Presi un grosso respiro e mi preparai al peggio.

«Aleex. Alex dove ti sei nascosto? Vieni fuori. Dai su, non ti facciamo mica del male...»

Sentii la voce di Aaron chiamarmi e gli altri ridere alle sue spalle. Io stringevo forte le ginocchia al petto, nella speranza che, almeno quella volta, me la sarei risparmiata. E invece non fu così. In un baleno alzarono le coperte e mi trascinarono fuori con la forza, io che piangevo e loro che mi deridevano.

«Sei una femminuccia, non hai un minimo di coraggio, piccolo Alex» mi disse tirandomi i capelli, chiamandomi con quello che ormai era diventato il mio soprannome, con cui non perdevano occasione per prendermi in giro.

«Per favore, lasciatemi stare» gridai.

«Altrimenti cosa succede?» Aaron agguantò con una mano il mio viso e me lo strinse «Ti conviene stare zitto e buono, senza opporti piccoletto».

A quel punto iniziarono a sferrarmi pugni e calci in ogni parte del corpo e io non potei far altro che accoglierli, contorcendomi dal dolore, incapace di difendermi con la corporatura esile di un bambino di dieci anni quale ero. Quando ne ebbero abbastanza mi lasciarono lì, a terra, in un angolino della stanza, rannicchiato e privo di forze, con quella domanda che, puntualmente, si presentava nella mia mente: Perché? Perché nessuno faceva niente per venirmi a salvare?

Nessuno, nessuno, nessuno....

«Nessuno» mi svegliai di colpo con quella parola tra le labbra. Ero madido di sudore con il cuore che batteva troppo veloce. Mi guardai intorno e quando capii che ero al sicuro, il battito ritornò regolare. Un altro dei miei soliti incubi era tornato e ogni volta quella sensazione di disagio riappariva, pronta ad attanagliarmi le viscere. In quegli anni avevo provato a cacciarli via e ci ero riuscito, ma da qualche tempo erano ricominciati di nuovo, più forti di prima. Mi sentivo soffocare. E io ci provavo a dimenticare ogni singolo giorno. Ma come potevo andare oltre, se dentro tenevo tanta di quella rabbia e odio per quei bastardi, che avevano reso parte della mia vita un inferno? Ero un incapace che non ce la faceva a liberarsi di quel fottuto passato e, forse, dovevo solo iniziare a conviverci e accettare che non se ne sarebbe mai andato.

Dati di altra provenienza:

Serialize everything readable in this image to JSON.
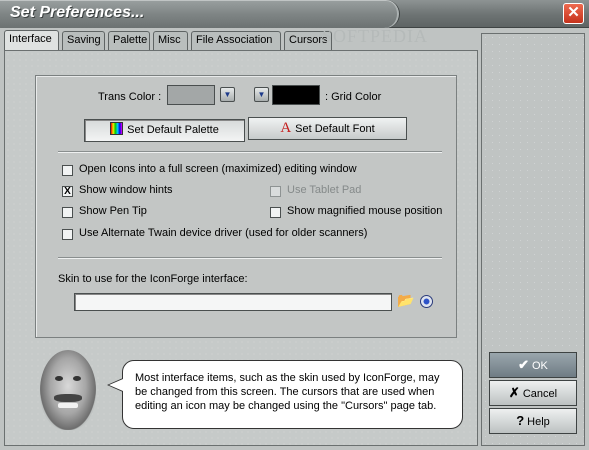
{
  "window": {
    "title": "Set Preferences...",
    "close_label": "✕",
    "watermark": "SOFTPEDIA"
  },
  "tabs": [
    {
      "label": "Interface",
      "active": true
    },
    {
      "label": "Saving",
      "active": false
    },
    {
      "label": "Palette",
      "active": false
    },
    {
      "label": "Misc",
      "active": false
    },
    {
      "label": "File Association",
      "active": false
    },
    {
      "label": "Cursors",
      "active": false
    }
  ],
  "colors": {
    "trans_color_label": "Trans Color :",
    "trans_color_value": "#a3a7a7",
    "grid_color_label": ": Grid Color",
    "grid_color_value": "#000000"
  },
  "buttons": {
    "default_palette": "Set Default Palette",
    "default_font": "Set Default Font"
  },
  "options": {
    "open_fullscreen": {
      "label": "Open Icons into a full screen (maximized) editing window",
      "checked": false
    },
    "show_window_hints": {
      "label": "Show window hints",
      "checked": true
    },
    "use_tablet_pad": {
      "label": "Use Tablet Pad",
      "checked": false,
      "disabled": true
    },
    "show_pen_tip": {
      "label": "Show Pen Tip",
      "checked": false
    },
    "show_magnified": {
      "label": "Show magnified mouse position",
      "checked": false
    },
    "alt_twain": {
      "label": "Use Alternate Twain device driver (used for older scanners)",
      "checked": false
    }
  },
  "skin": {
    "label": "Skin to use for the IconForge interface:",
    "value": ""
  },
  "help_bubble": {
    "text": "Most interface items, such as the skin used by IconForge, may be changed from this screen. The cursors that are used when editing an icon may be changed using the \"Cursors\" page tab."
  },
  "side_buttons": {
    "ok": "OK",
    "cancel": "Cancel",
    "help": "Help"
  }
}
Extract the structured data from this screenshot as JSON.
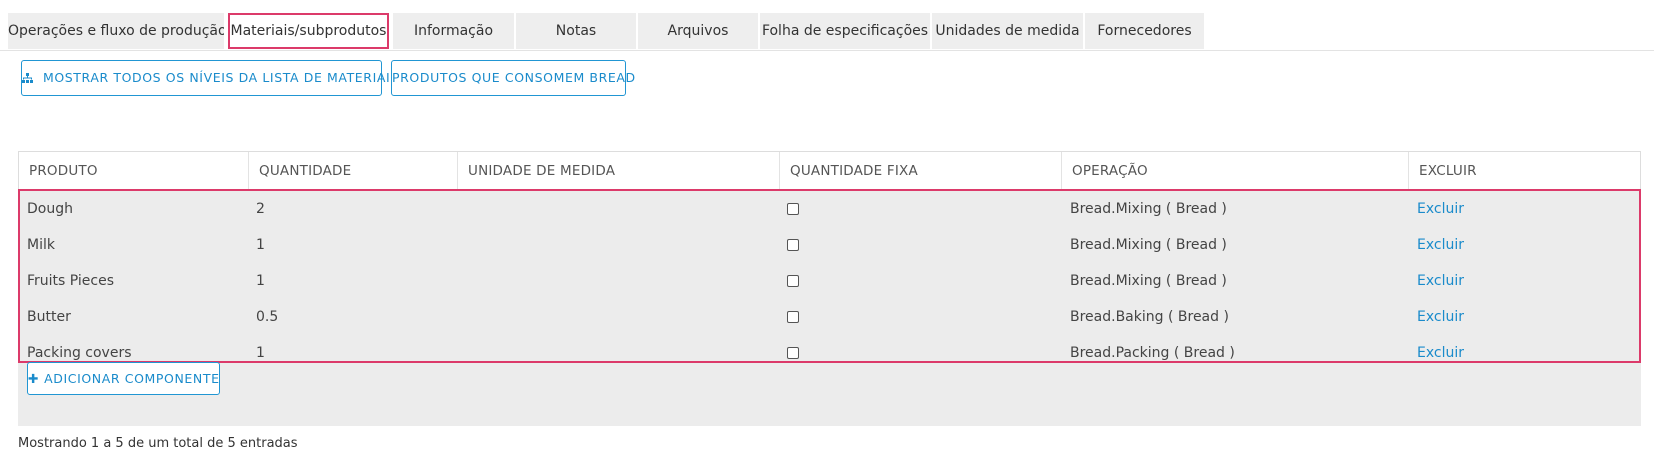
{
  "tabs": [
    {
      "label": "Operações e fluxo de produção",
      "active": false
    },
    {
      "label": "Materiais/subprodutos",
      "active": true
    },
    {
      "label": "Informação",
      "active": false
    },
    {
      "label": "Notas",
      "active": false
    },
    {
      "label": "Arquivos",
      "active": false
    },
    {
      "label": "Folha de especificações",
      "active": false
    },
    {
      "label": "Unidades de medida",
      "active": false
    },
    {
      "label": "Fornecedores",
      "active": false
    }
  ],
  "actions": {
    "show_levels_label": "MOSTRAR TODOS OS NÍVEIS DA LISTA DE MATERIAIS",
    "show_levels_icon": "sitemap-icon",
    "consumers_label": "PRODUTOS QUE CONSOMEM BREAD"
  },
  "table": {
    "headers": [
      "PRODUTO",
      "QUANTIDADE",
      "UNIDADE DE MEDIDA",
      "QUANTIDADE FIXA",
      "OPERAÇÃO",
      "EXCLUIR"
    ],
    "rows": [
      {
        "product": "Dough",
        "quantity": "2",
        "unit": "",
        "fixed": false,
        "operation": "Bread.Mixing ( Bread )",
        "delete": "Excluir"
      },
      {
        "product": "Milk",
        "quantity": "1",
        "unit": "",
        "fixed": false,
        "operation": "Bread.Mixing ( Bread )",
        "delete": "Excluir"
      },
      {
        "product": "Fruits Pieces",
        "quantity": "1",
        "unit": "",
        "fixed": false,
        "operation": "Bread.Mixing ( Bread )",
        "delete": "Excluir"
      },
      {
        "product": "Butter",
        "quantity": "0.5",
        "unit": "",
        "fixed": false,
        "operation": "Bread.Baking ( Bread )",
        "delete": "Excluir"
      },
      {
        "product": "Packing covers",
        "quantity": "1",
        "unit": "",
        "fixed": false,
        "operation": "Bread.Packing ( Bread )",
        "delete": "Excluir"
      }
    ],
    "add_label": "ADICIONAR COMPONENTE",
    "add_icon": "plus-icon"
  },
  "footer": {
    "summary": "Mostrando 1 a 5 de um total de 5 entradas"
  },
  "colors": {
    "accent": "#2196d3",
    "highlight": "#dc3a6a",
    "link": "#1a8bcb"
  }
}
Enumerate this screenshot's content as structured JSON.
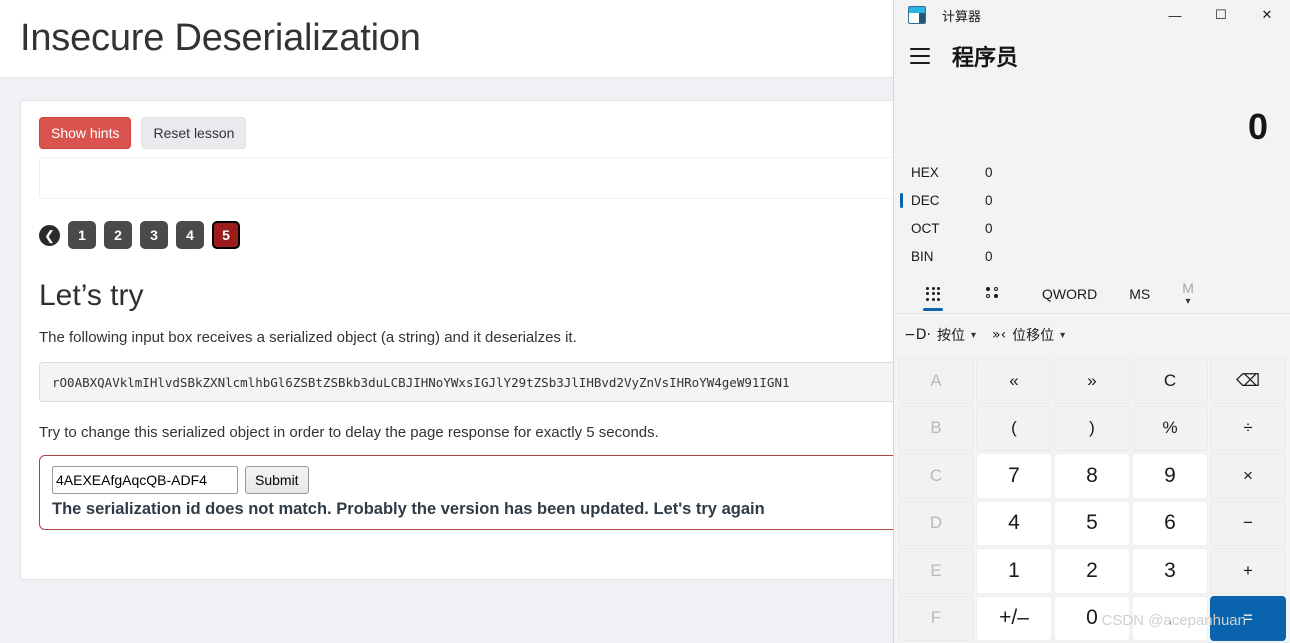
{
  "page": {
    "title": "Insecure Deserialization",
    "hints_button": "Show hints",
    "reset_button": "Reset lesson",
    "pager": {
      "back_icon": "⬅",
      "items": [
        "1",
        "2",
        "3",
        "4",
        "5"
      ],
      "active": "5"
    },
    "section_title": "Let’s try",
    "paragraph1": "The following input box receives a serialized object (a string) and it deserialzes it.",
    "serialized_object": "rO0ABXQAVklmIHlvdSBkZXNlcmlhbGl6ZSBtZSBkb3duLCBJIHNoYWxsIGJlY29tZSb3JlIHBvd2VyZnVsIHRoYW4geW91IGN1",
    "paragraph2": "Try to change this serialized object in order to delay the page response for exactly 5 seconds.",
    "attack_input_value": "4AEXEAfgAqcQB-ADF4",
    "submit_button": "Submit",
    "error_message": "The serialization id does not match. Probably the version has been updated. Let's try again",
    "accent_red": "#d9534f",
    "error_border": "#a94442"
  },
  "calculator": {
    "app_name": "计算器",
    "window_controls": {
      "minimize": "—",
      "maximize": "☐",
      "close": "✕"
    },
    "mode_label": "程序员",
    "display_value": "0",
    "radix": [
      {
        "name": "HEX",
        "value": "0",
        "active": false
      },
      {
        "name": "DEC",
        "value": "0",
        "active": true
      },
      {
        "name": "OCT",
        "value": "0",
        "active": false
      },
      {
        "name": "BIN",
        "value": "0",
        "active": false
      }
    ],
    "tabs": [
      {
        "label": "",
        "icon": "keypad-icon",
        "selected": true,
        "disabled": false
      },
      {
        "label": "",
        "icon": "bit-toggle-icon",
        "selected": false,
        "disabled": false
      },
      {
        "label": "QWORD",
        "icon": "",
        "selected": false,
        "disabled": false
      },
      {
        "label": "MS",
        "icon": "",
        "selected": false,
        "disabled": false
      },
      {
        "label": "M",
        "icon": "chevron-down-icon",
        "selected": false,
        "disabled": true
      }
    ],
    "ops": [
      {
        "label": "按位",
        "icon": "logic-gate-icon"
      },
      {
        "label": "位移位",
        "icon": "bit-shift-icon"
      }
    ],
    "keys": [
      {
        "label": "A",
        "type": "hexdim"
      },
      {
        "label": "«",
        "type": "fn"
      },
      {
        "label": "»",
        "type": "fn"
      },
      {
        "label": "C",
        "type": "fn"
      },
      {
        "label": "⌫",
        "type": "fn"
      },
      {
        "label": "B",
        "type": "hexdim"
      },
      {
        "label": "(",
        "type": "fn"
      },
      {
        "label": ")",
        "type": "fn"
      },
      {
        "label": "%",
        "type": "fn"
      },
      {
        "label": "÷",
        "type": "fn"
      },
      {
        "label": "C",
        "type": "hexdim"
      },
      {
        "label": "7",
        "type": "num"
      },
      {
        "label": "8",
        "type": "num"
      },
      {
        "label": "9",
        "type": "num"
      },
      {
        "label": "×",
        "type": "fn"
      },
      {
        "label": "D",
        "type": "hexdim"
      },
      {
        "label": "4",
        "type": "num"
      },
      {
        "label": "5",
        "type": "num"
      },
      {
        "label": "6",
        "type": "num"
      },
      {
        "label": "−",
        "type": "fn"
      },
      {
        "label": "E",
        "type": "hexdim"
      },
      {
        "label": "1",
        "type": "num"
      },
      {
        "label": "2",
        "type": "num"
      },
      {
        "label": "3",
        "type": "num"
      },
      {
        "label": "+",
        "type": "fn"
      },
      {
        "label": "F",
        "type": "hexdim"
      },
      {
        "label": "+/–",
        "type": "num"
      },
      {
        "label": "0",
        "type": "num"
      },
      {
        "label": ".",
        "type": "num"
      },
      {
        "label": "=",
        "type": "eq"
      }
    ],
    "accent_blue": "#0a64ad"
  },
  "watermark": "CSDN @acepanhuan"
}
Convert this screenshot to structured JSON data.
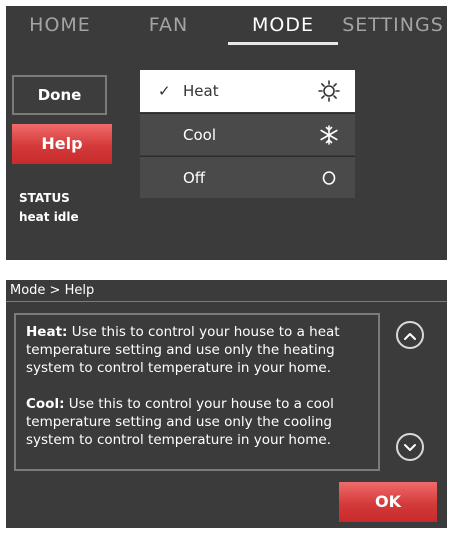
{
  "mode_screen": {
    "tabs": [
      {
        "label": "HOME",
        "active": false
      },
      {
        "label": "FAN",
        "active": false
      },
      {
        "label": "MODE",
        "active": true
      },
      {
        "label": "SETTINGS",
        "active": false
      }
    ],
    "done_label": "Done",
    "help_label": "Help",
    "status": {
      "label": "STATUS",
      "value": "heat idle"
    },
    "modes": [
      {
        "label": "Heat",
        "check": "✓",
        "selected": true,
        "icon": "sun-icon"
      },
      {
        "label": "Cool",
        "check": "",
        "selected": false,
        "icon": "snowflake-icon"
      },
      {
        "label": "Off",
        "check": "",
        "selected": false,
        "icon": "off-circle-icon"
      }
    ],
    "colors": {
      "background": "#3b3b3b",
      "accent_red": "#d43a3a",
      "selected_row": "#ffffff"
    }
  },
  "help_screen": {
    "header": "Mode > Help",
    "paragraphs": [
      {
        "term": "Heat:",
        "text": " Use this to control your house to a heat temperature setting and use only the heating system to control temperature in your home."
      },
      {
        "term": "Cool:",
        "text": " Use this to control your house to a cool temperature setting and use only the cooling system to control temperature in your home."
      }
    ],
    "scroll_up_icon": "chevron-up-icon",
    "scroll_down_icon": "chevron-down-icon",
    "ok_label": "OK"
  }
}
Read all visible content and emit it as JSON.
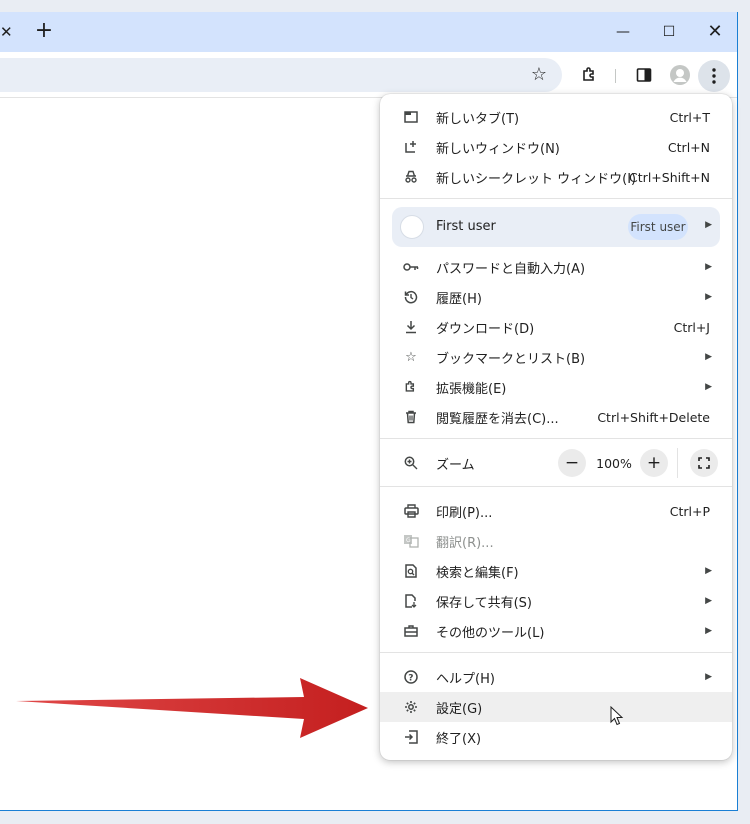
{
  "browser": {
    "tab_close_glyph": "✕",
    "new_tab_glyph": "+",
    "window": {
      "minimize": "—",
      "maximize": "☐",
      "close": "✕"
    }
  },
  "menu": {
    "group1": [
      {
        "label": "新しいタブ(T)",
        "shortcut": "Ctrl+T",
        "icon": "new-tab-icon"
      },
      {
        "label": "新しいウィンドウ(N)",
        "shortcut": "Ctrl+N",
        "icon": "new-window-icon"
      },
      {
        "label": "新しいシークレット ウィンドウ(I)",
        "shortcut": "Ctrl+Shift+N",
        "icon": "incognito-icon"
      }
    ],
    "profile": {
      "name": "First user",
      "badge": "First user"
    },
    "group2": [
      {
        "label": "パスワードと自動入力(A)",
        "shortcut": "",
        "icon": "key-icon",
        "submenu": true
      },
      {
        "label": "履歴(H)",
        "shortcut": "",
        "icon": "history-icon",
        "submenu": true
      },
      {
        "label": "ダウンロード(D)",
        "shortcut": "Ctrl+J",
        "icon": "download-icon"
      },
      {
        "label": "ブックマークとリスト(B)",
        "shortcut": "",
        "icon": "star-icon",
        "submenu": true
      },
      {
        "label": "拡張機能(E)",
        "shortcut": "",
        "icon": "extension-icon",
        "submenu": true
      },
      {
        "label": "閲覧履歴を消去(C)...",
        "shortcut": "Ctrl+Shift+Delete",
        "icon": "trash-icon"
      }
    ],
    "zoom": {
      "label": "ズーム",
      "value": "100%",
      "minus": "−",
      "plus": "+"
    },
    "group3": [
      {
        "label": "印刷(P)...",
        "shortcut": "Ctrl+P",
        "icon": "print-icon"
      },
      {
        "label": "翻訳(R)...",
        "shortcut": "",
        "icon": "translate-icon",
        "disabled": true
      },
      {
        "label": "検索と編集(F)",
        "shortcut": "",
        "icon": "find-icon",
        "submenu": true
      },
      {
        "label": "保存して共有(S)",
        "shortcut": "",
        "icon": "save-share-icon",
        "submenu": true
      },
      {
        "label": "その他のツール(L)",
        "shortcut": "",
        "icon": "toolbox-icon",
        "submenu": true
      }
    ],
    "group4": [
      {
        "label": "ヘルプ(H)",
        "shortcut": "",
        "icon": "help-icon",
        "submenu": true
      },
      {
        "label": "設定(G)",
        "shortcut": "",
        "icon": "gear-icon",
        "hover": true
      },
      {
        "label": "終了(X)",
        "shortcut": "",
        "icon": "exit-icon"
      }
    ]
  },
  "colors": {
    "accent": "#d3e3fd",
    "annotation_arrow": "#d62c2c"
  }
}
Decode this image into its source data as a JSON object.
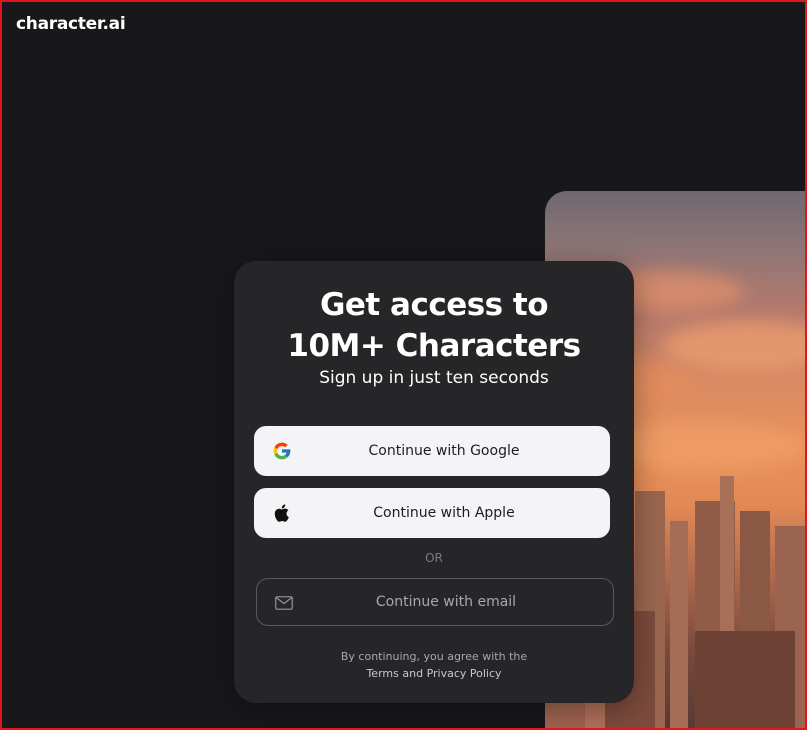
{
  "brand": {
    "logo_text": "character.ai"
  },
  "signup": {
    "headline_line1": "Get access to",
    "headline_line2": "10M+ Characters",
    "subheadline": "Sign up in just ten seconds",
    "google_label": "Continue with Google",
    "apple_label": "Continue with Apple",
    "divider_label": "OR",
    "email_label": "Continue with email",
    "legal_prefix": "By continuing, you agree with the",
    "terms_label": "Terms",
    "and_label": "and",
    "privacy_label": "Privacy Policy"
  },
  "icons": {
    "google": "google-icon",
    "apple": "apple-icon",
    "email": "mail-icon"
  },
  "colors": {
    "background": "#18171a",
    "card": "#262528",
    "button_light": "#f4f3f5",
    "frame_border": "#e3141b"
  }
}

Non riuscendo più a chiudere occhio, scesi giù dal letto e andai a farmi una doccia, cancellando con forza quel terrore che mi attraversava quando facevo uno di quegli incubi che, alla fine, potevano considerarsi la triste e dura realtà a cui avevo dovuto far fronte.

***

Arrivai in casa editrice ed, entrare, davanti a me, vidi lei. La nuova causa dei miei tanti pensieri. Improvvisamente, il mio cattivo umore di quella mattina passò in secondo piano alla vista di lei bellissima, con quei lunghi capelli che, ondulati, le cadevano sulle spalle. Indossava un maglione bianco e una gonna di jeans che disegnava tutte le sue forme e io non riuscivo a staccarle gli occhi di dosso. Mi ero ripromesso di smetterla. Ma appena me la ritrovavo davanti, tutti i miei buoni propositi andavano a farsi fottere perché quando era vicino a me, non ci stavo con la testa. Non ci capivo più un cazzo!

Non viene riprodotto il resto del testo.